Seldom have the Greens been so optimistic as they were at the close of their party conference in Berlin. Their goal is to replace the current center-right government. But what is their strategy?
At the German Green Party's pre-election congress, party co-chair Claudia Roth described the electoral promises of the ruling Christian Democrats (CDU) as superficial and full of nasty surprises. She accused Chancellor Angela Merkel of initially being in favor of nuclear energy, then changing her mind - and of hindering environmental protection measures after having supported them in the past. According to her, the "Teflon chancellor" does not accept any real responsibility.
The audience rose to its feet and cheered as Roth declared the dissolution of the governing center-right coalition the top goal of the Greens' campaign. "The next federal government will be red-green," she said, referring to the color combination used to describe a Green and Social Democratic Party coalition in Germany.
But which issues are pertinent enough to remove the popular chancellor from her post?
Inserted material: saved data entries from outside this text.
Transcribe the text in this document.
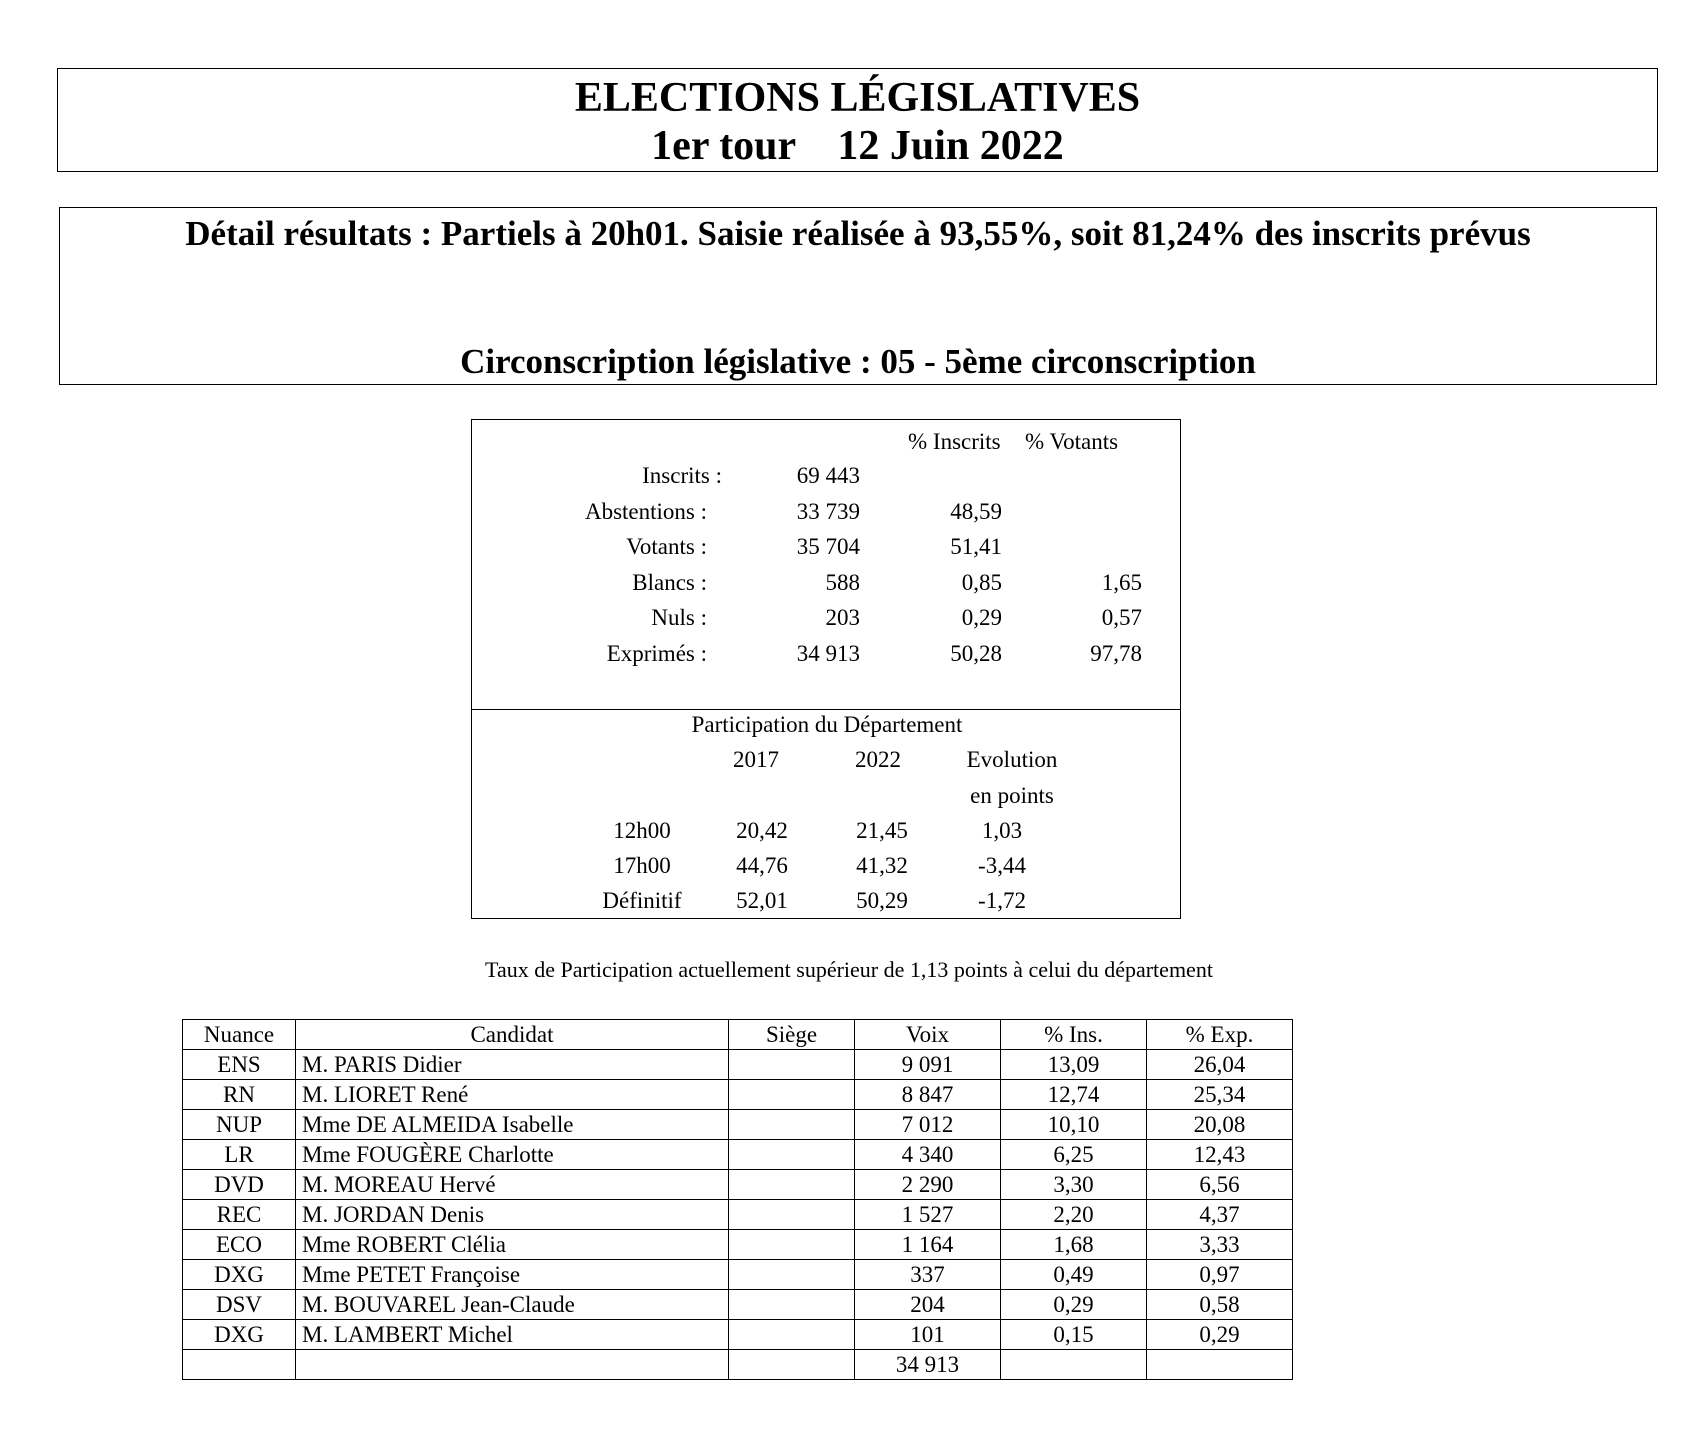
ELECTIONS LÉGISLATIVES
1er tour    12 Juin 2022
Détail résultats : Partiels à 20h01. Saisie réalisée à 93,55%, soit 81,24% des inscrits prévus
Circonscription législative : 05 - 5ème circonscription
% Inscrits % Votants
Inscrits :	69 443
Abstentions :	33 739	48,59
Votants :	35 704	51,41
Blancs :	588	0,85	1,65
Nuls :	203	0,29	0,57
Exprimés :	34 913	50,28	97,78
Participation du Département
2017	2022	Evolution
en points
12h00	20,42	21,45	1,03
17h00	44,76	41,32	-3,44
Définitif	52,01	50,29	-1,72
Taux de Participation actuellement supérieur de 1,13 points à celui du département
Nuance	Candidat	Siège	Voix	% Ins.	% Exp.
ENS	M. PARIS Didier		9 091	13,09	26,04
RN	M. LIORET René		8 847	12,74	25,34
NUP	Mme DE ALMEIDA Isabelle		7 012	10,10	20,08
LR	Mme FOUGÈRE Charlotte		4 340	6,25	12,43
DVD	M. MOREAU Hervé		2 290	3,30	6,56
REC	M. JORDAN Denis		1 527	2,20	4,37
ECO	Mme ROBERT Clélia		1 164	1,68	3,33
DXG	Mme PETET Françoise		337	0,49	0,97
DSV	M. BOUVAREL Jean-Claude		204	0,29	0,58
DXG	M. LAMBERT Michel		101	0,15	0,29
			34 913		
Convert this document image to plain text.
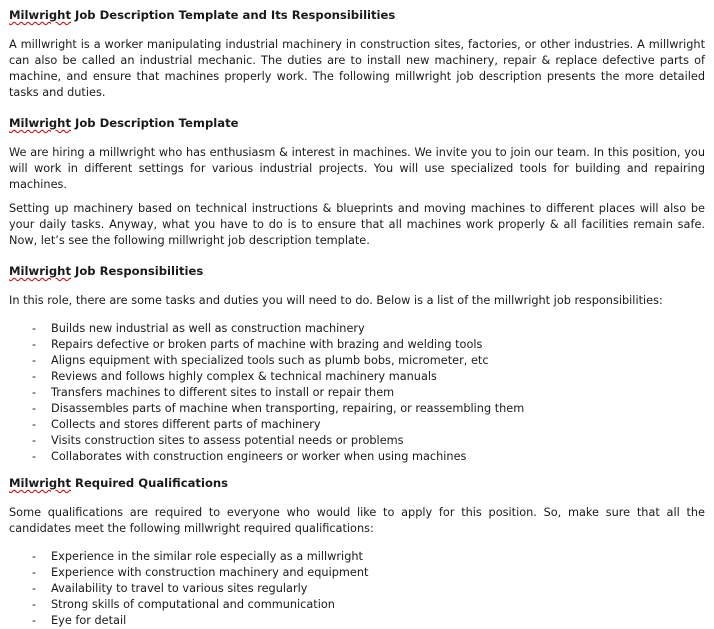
Milwright Job Description Template and Its Responsibilities

A millwright is a worker manipulating industrial machinery in construction sites, factories, or other industries. A millwright can also be called an industrial mechanic. The duties are to install new machinery, repair & replace defective parts of machine, and ensure that machines properly work. The following millwright job description presents the more detailed tasks and duties.

Milwright Job Description Template

We are hiring a millwright who has enthusiasm & interest in machines. We invite you to join our team. In this position, you will work in different settings for various industrial projects. You will use specialized tools for building and repairing machines.

Setting up machinery based on technical instructions & blueprints and moving machines to different places will also be your daily tasks. Anyway, what you have to do is to ensure that all machines work properly & all facilities remain safe. Now, let’s see the following millwright job description template.

Milwright Job Responsibilities

In this role, there are some tasks and duties you will need to do. Below is a list of the millwright job responsibilities:

- Builds new industrial as well as construction machinery
- Repairs defective or broken parts of machine with brazing and welding tools
- Aligns equipment with specialized tools such as plumb bobs, micrometer, etc
- Reviews and follows highly complex & technical machinery manuals
- Transfers machines to different sites to install or repair them
- Disassembles parts of machine when transporting, repairing, or reassembling them
- Collects and stores different parts of machinery
- Visits construction sites to assess potential needs or problems
- Collaborates with construction engineers or worker when using machines
Milwright Required Qualifications

Some qualifications are required to everyone who would like to apply for this position. So, make sure that all the candidates meet the following millwright required qualifications:

- Experience in the similar role especially as a millwright
- Experience with construction machinery and equipment
- Availability to travel to various sites regularly
- Strong skills of computational and communication
- Eye for detail
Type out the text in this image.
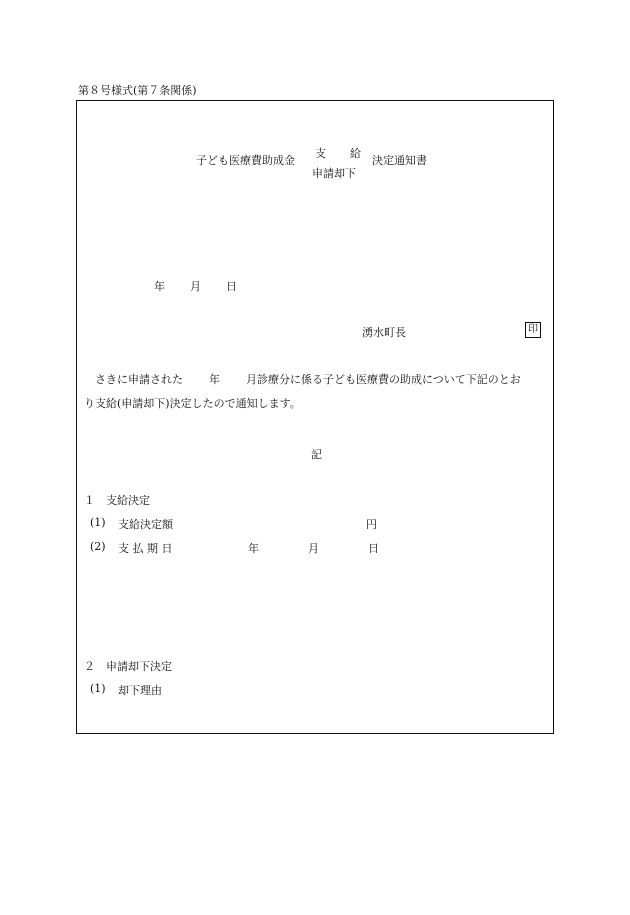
第８号様式(第７条関係)
子ども医療費助成金
支 給
申請却下
決定通知書
年 月 日
湧水町長	印
さきに申請された 年 月診療分に係る子ども医療費の助成について下記のとお
り支給(申請却下)決定したので通知します。
記
１　支給決定
(1) 支給決定額	円
(2) 支 払 期 日	年	月	日
２　申請却下決定
(1) 却下理由
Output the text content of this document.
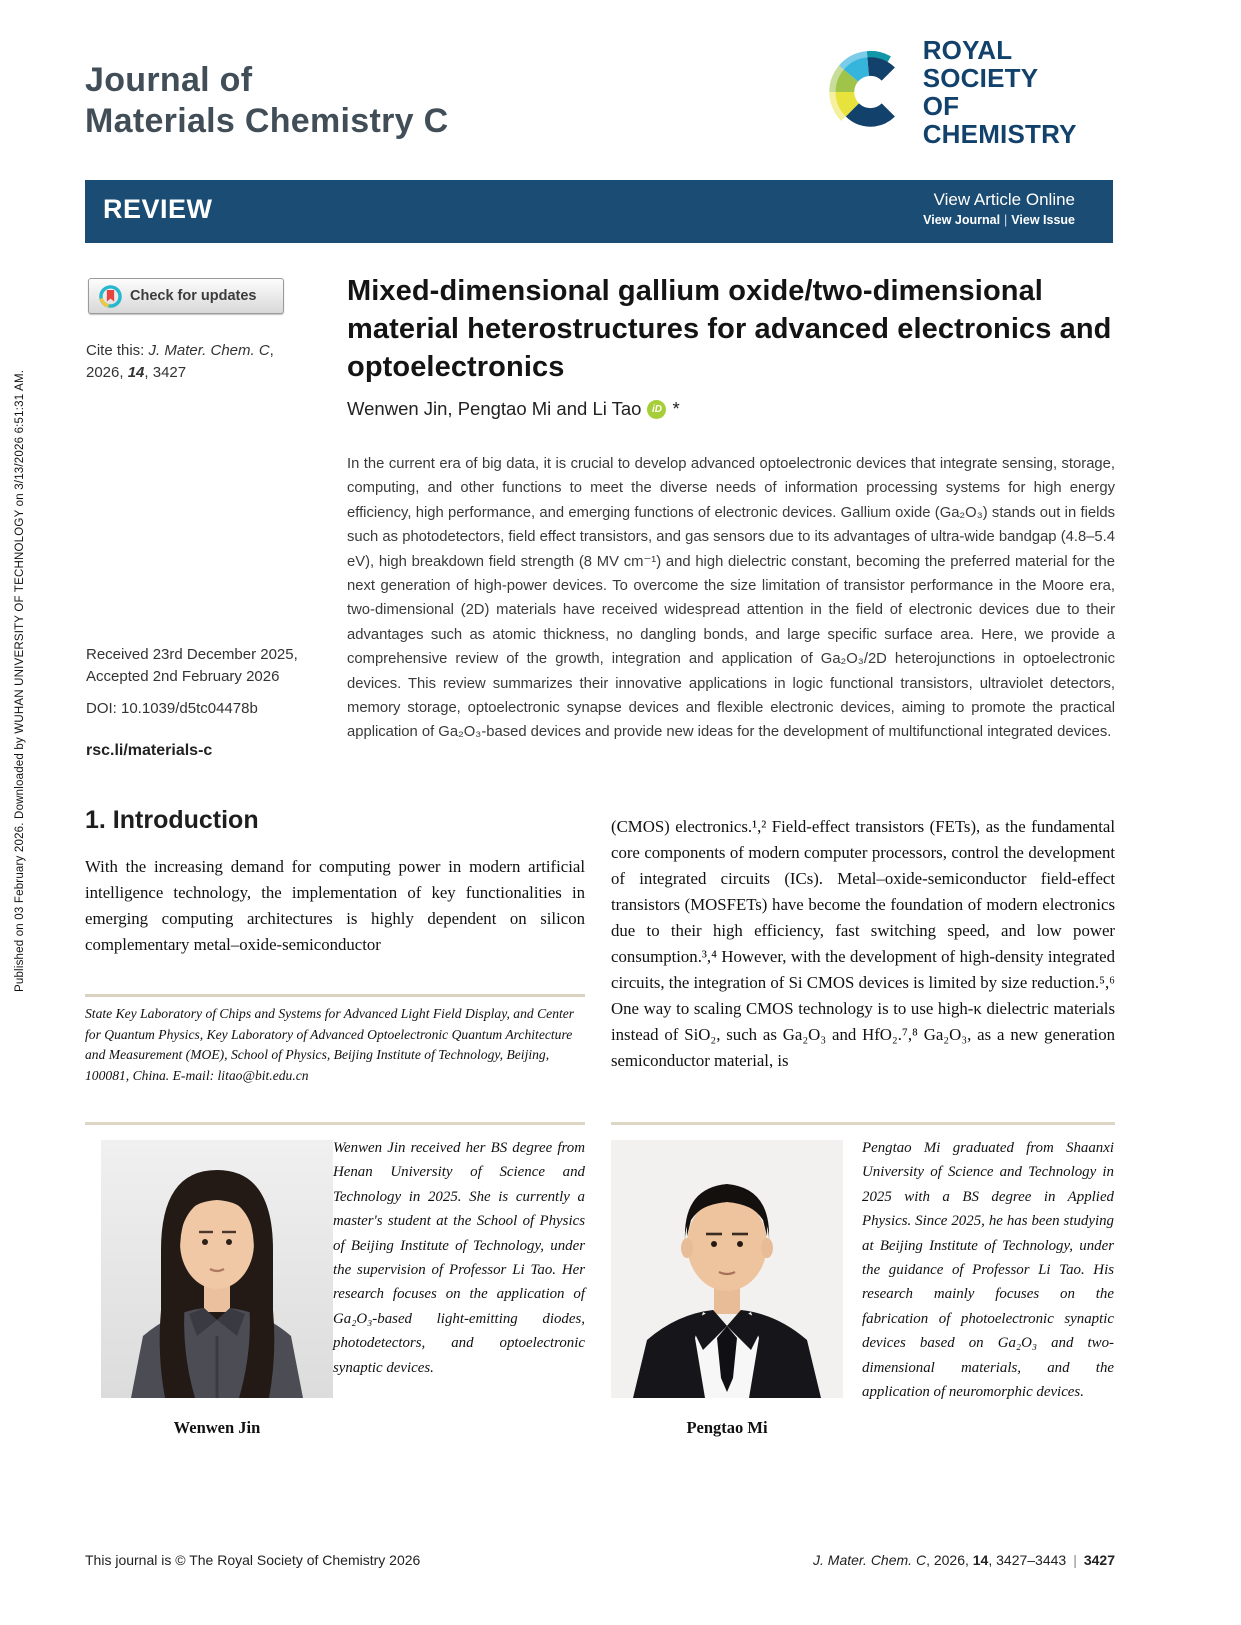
Published on 03 February 2026. Downloaded by WUHAN UNIVERSITY OF TECHNOLOGY on 3/13/2026 6:51:31 AM.
Journal of
Materials Chemistry C
ROYAL SOCIETY
OF CHEMISTRY
REVIEW	View Article Online
View Journal | View Issue
Check for updates
Cite this: J. Mater. Chem. C, 2026, 14, 3427
Received 23rd December 2025,
Accepted 2nd February 2026
DOI: 10.1039/d5tc04478b
rsc.li/materials-c
Mixed-dimensional gallium oxide/two-dimensional material heterostructures for advanced electronics and optoelectronics
Wenwen Jin, Pengtao Mi and Li Tao	iD *

In the current era of big data, it is crucial to develop advanced optoelectronic devices that integrate sensing, storage, computing, and other functions to meet the diverse needs of information processing systems for high energy efficiency, high performance, and emerging functions of electronic devices. Gallium oxide (Ga₂O₃) stands out in fields such as photodetectors, field effect transistors, and gas sensors due to its advantages of ultra-wide bandgap (4.8–5.4 eV), high breakdown field strength (8 MV cm⁻¹) and high dielectric constant, becoming the preferred material for the next generation of high-power devices. To overcome the size limitation of transistor performance in the Moore era, two-dimensional (2D) materials have received widespread attention in the field of electronic devices due to their advantages such as atomic thickness, no dangling bonds, and large specific surface area. Here, we provide a comprehensive review of the growth, integration and application of Ga₂O₃/2D heterojunctions in optoelectronic devices. This review summarizes their innovative applications in logic functional transistors, ultraviolet detectors, memory storage, optoelectronic synapse devices and flexible electronic devices, aiming to promote the practical application of Ga₂O₃-based devices and provide new ideas for the development of multifunctional integrated devices.

1. Introduction

With the increasing demand for computing power in modern artificial intelligence technology, the implementation of key functionalities in emerging computing architectures is highly dependent on silicon complementary metal–oxide-semiconductor

(CMOS) electronics.¹,² Field-effect transistors (FETs), as the fundamental core components of modern computer processors, control the development of integrated circuits (ICs). Metal–oxide-semiconductor field-effect transistors (MOSFETs) have become the foundation of modern electronics due to their high efficiency, fast switching speed, and low power consumption.³,⁴ However, with the development of high-density integrated circuits, the integration of Si CMOS devices is limited by size reduction.⁵,⁶ One way to scaling CMOS technology is to use high-κ dielectric materials instead of SiO₂, such as Ga₂O₃ and HfO₂.⁷,⁸ Ga₂O₃, as a new generation semiconductor material, is

State Key Laboratory of Chips and Systems for Advanced Light Field Display, and Center for Quantum Physics, Key Laboratory of Advanced Optoelectronic Quantum Architecture and Measurement (MOE), School of Physics, Beijing Institute of Technology, Beijing, 100081, China. E-mail: litao@bit.edu.cn

Wenwen Jin

Wenwen Jin received her BS degree from Henan University of Science and Technology in 2025. She is currently a master's student at the School of Physics of Beijing Institute of Technology, under the supervision of Professor Li Tao. Her research focuses on the application of Ga₂O₃-based light-emitting diodes, photodetectors, and optoelectronic synaptic devices.

Pengtao Mi

Pengtao Mi graduated from Shaanxi University of Science and Technology in 2025 with a BS degree in Applied Physics. Since 2025, he has been studying at Beijing Institute of Technology, under the guidance of Professor Li Tao. His research mainly focuses on the fabrication of photoelectronic synaptic devices based on Ga₂O₃ and two-dimensional materials, and the application of neuromorphic devices.

This journal is © The Royal Society of Chemistry 2026	J. Mater. Chem. C, 2026, 14, 3427–3443 | 3427
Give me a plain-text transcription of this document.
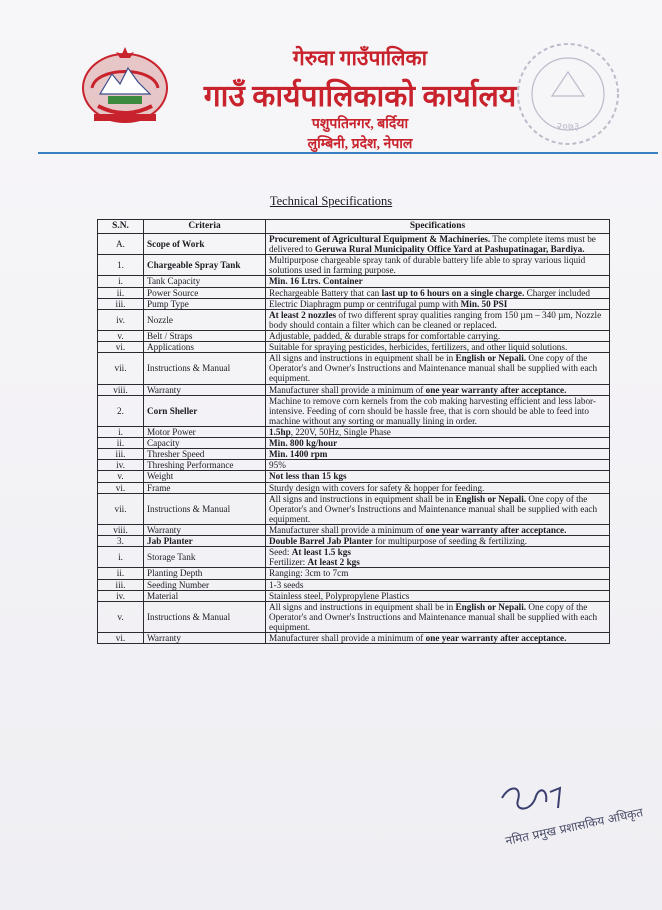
गेरुवा गाउँपालिका
गाउँ कार्यपालिकाको कार्यालय
पशुपतिनगर, बर्दिया
लुम्बिनी, प्रदेश, नेपाल
२०७३
Technical Specifications
S.N.	Criteria	Specifications
A.	Scope of Work	Procurement of Agricultural Equipment & Machineries. The complete items must be delivered to Geruwa Rural Municipality Office Yard at Pashupatinagar, Bardiya.
1.	Chargeable Spray Tank	Multipurpose chargeable spray tank of durable battery life able to spray various liquid solutions used in farming purpose.
i.	Tank Capacity	Min. 16 Ltrs. Container
ii.	Power Source	Rechargeable Battery that can last up to 6 hours on a single charge. Charger included
iii.	Pump Type	Electric Diaphragm pump or centrifugal pump with Min. 50 PSI
iv.	Nozzle	At least 2 nozzles of two different spray qualities ranging from 150 µm – 340 µm, Nozzle body should contain a filter which can be cleaned or replaced.
v.	Belt / Straps	Adjustable, padded, & durable straps for comfortable carrying.
vi.	Applications	Suitable for spraying pesticides, herbicides, fertilizers, and other liquid solutions.
vii.	Instructions & Manual	All signs and instructions in equipment shall be in English or Nepali. One copy of the Operator's and Owner's Instructions and Maintenance manual shall be supplied with each equipment.
viii.	Warranty	Manufacturer shall provide a minimum of one year warranty after acceptance.
2.	Corn Sheller	Machine to remove corn kernels from the cob making harvesting efficient and less labor-intensive. Feeding of corn should be hassle free, that is corn should be able to feed into machine without any sorting or manually lining in order.
i.	Motor Power	1.5hp, 220V, 50Hz, Single Phase
ii.	Capacity	Min. 800 kg/hour
iii.	Thresher Speed	Min. 1400 rpm
iv.	Threshing Performance	95%
v.	Weight	Not less than 15 kgs
vi.	Frame	Sturdy design with covers for safety & hopper for feeding.
vii.	Instructions & Manual	All signs and instructions in equipment shall be in English or Nepali. One copy of the Operator's and Owner's Instructions and Maintenance manual shall be supplied with each equipment.
viii.	Warranty	Manufacturer shall provide a minimum of one year warranty after acceptance.
3.	Jab Planter	Double Barrel Jab Planter for multipurpose of seeding & fertilizing.
i.	Storage Tank	Seed: At least 1.5 kgs
Fertilizer: At least 2 kgs
ii.	Planting Depth	Ranging: 3cm to 7cm
iii.	Seeding Number	1-3 seeds
iv.	Material	Stainless steel, Polypropylene Plastics
v.	Instructions & Manual	All signs and instructions in equipment shall be in English or Nepali. One copy of the Operator's and Owner's Instructions and Maintenance manual shall be supplied with each equipment.
vi.	Warranty	Manufacturer shall provide a minimum of one year warranty after acceptance.
नमित प्रमुख प्रशासकिय अधिकृत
When asked, many Greens hesitate for a moment. With 150 pages, their electoral agenda is extensive. Long gone are the days when the formerly eco-focused party used environmental protection as its main rallying cry.
Lack of fairness
One of the Green party's big themes nowdays, besides phasing out nuclear power in favor of alternative energy sources, is social justice. Many ordinary people, they argue, feel 'left out' in their jobs and society: low wages that they can't live from, fewer public services, pensioners lining up for a warm meal at soup kitchens.
The Green party credo is that the ruling center-right government has failed to alleviate these problems, citing, for example, the fact that numerous wealthy Germans have been able to smuggle their money abroad and out of reach of the tax authorities. The Greens complained of the sorry state of schools, roads and rail service, not to mention insecure and low-paying jobs.
For Jutta Bruns, who lives near Frankfurt and is a Green candidate for parliament, one of the biggest social issues is women's equality. The Greens have a quota in place to ensure that they fill all their posts with an equal number of men and women, and the fact that women in German society still earn less than men doing the same job is a sore point with the Greens. Conference delegates scoffed at Merkel's move to install a quota for women on corporate boards by 2020, arguing that it should come much sooner.
A 'yes, but' for the SPD
A controversial discussion erupted when it came to the subject of joining forces with the center-left Social Democrats. Although many Greens are not big fans of the SPD, they realize that without them, they have little chance of governing come September. But leading candidate Katrin Göring-Eckhardt was quick to point out that the Green election campaign would not be "run in the slipstream of the SPD."
On the other hand, the theoretical option of forming a coalition with Chancellor Merkel's CDU was not even raised during the conference, since the party leadership thought the issue would be too divisive.
For his guest address, SPD leader Sigmar Gabriel was welcomed by delegates with friendly applause and warmly embraced by Green party leaders.
But not all delegates consider it necessary to infuse the election campaign with the sense of a joint venture. Bavarian Green Johann Mayer would have preferred a more independent Green campaign and then "look at what's possible afterwards." This is not because he has anything against the SPD, he stressed, but that it just does not feel right to be "co-opted" by another party.
'There's always a chance'
It has not gone unnoticed that the SPD's chancellor candidate Peer Steinbrück has not handled his campaign well so far. "It's no secret that over the last six months Peer Steinbrück has demonstrated a remarkable talent for putting his foot in his mouth," noted Alexander Maul, a conference delegate. That is "an SPD problem," he says, but overall, the compatibility of the red and green platforms is enough for a realistic chance to win the election.
The confidence of the Greens has not suffered despite the SPD's poor ratings in opinion surveys. "If the SPD moves toward ordinary people, back to its original base, and mobilizes them, then I'm optimistic," said Green party member Robert Klein from Hamburg. Considering the good ratings for the Greens, he added wryly, "if it's not good enough for red-green, then maybe it's good enough for green-red."